Louise Brown e Durga demonstram dois lados da mesma moeda: celebração e esquecimento, esperança e humilhação. Enquanto um era símbolo de orgulho e progresso, o outro estava envolto em silêncio, arrastando consigo a vida da sua criadora. A ironia é brutal: a fertilização in vitro abriu caminho a milhões de famílias em todo o mundo, mas um dos seus arquitectos pagou-a com isolamento e desespero.

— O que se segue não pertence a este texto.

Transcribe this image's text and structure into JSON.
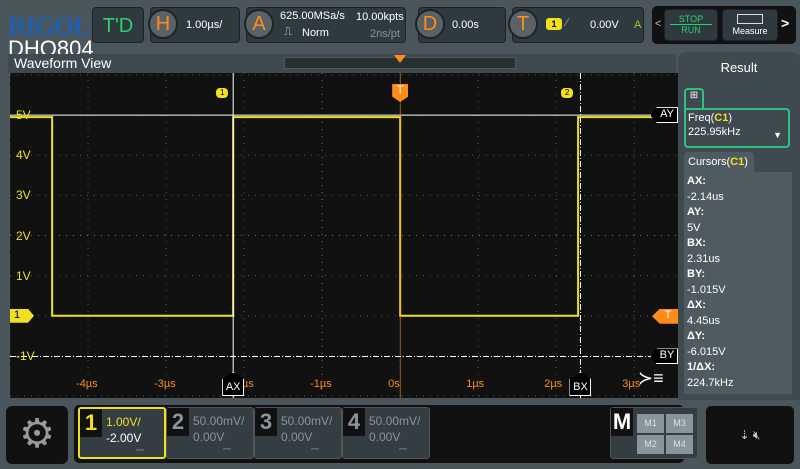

Recordar Mukhopadhyay não é apenas uma questão de justiça histórica; é também um alerta. Cada vez que a ciência avança, devemos perguntar-nos se as nossas sociedades estão preparadas para reconhecer, apoiar e proteger aqueles que ultrapassam os limites do conhecimento. Porque, no final de contas, o maior risco não é o fracasso experimental, mas a falha humana em cuidar daqueles que alcançam o impossível.
Referências
- Chatterjee, S. (2007). O pioneiro esquecido da fertilização in vitro na Índia: Dr. Subhas Mukherjee . Indian Journal of Medical Ethics, 4(4), 186–187. https://doi.org/10.20529/IJME.2007.072
- Sengupta, S. (2007). O pioneiro esquecido da fertilização in vitro na Índia. The Lancet , 370(9595), 103–104. https://doi.org/10.1016/S0140-6736(07)61045-6
- Mukhopadhyay, S. (1978). Metodologia de fertilização in vitro e transferência de embriões . (Manuscrito não publicado, posteriormente recuperado por colegas da Universidade de Calcutá).
- Banerjee, S., & Sharma, R. (2014). Fertilização in vitro na Índia: revisitando a história não contada do Dr. Subhash Mukherjee. Journal of Reproductive Medicine , 59(3-4), 189–193.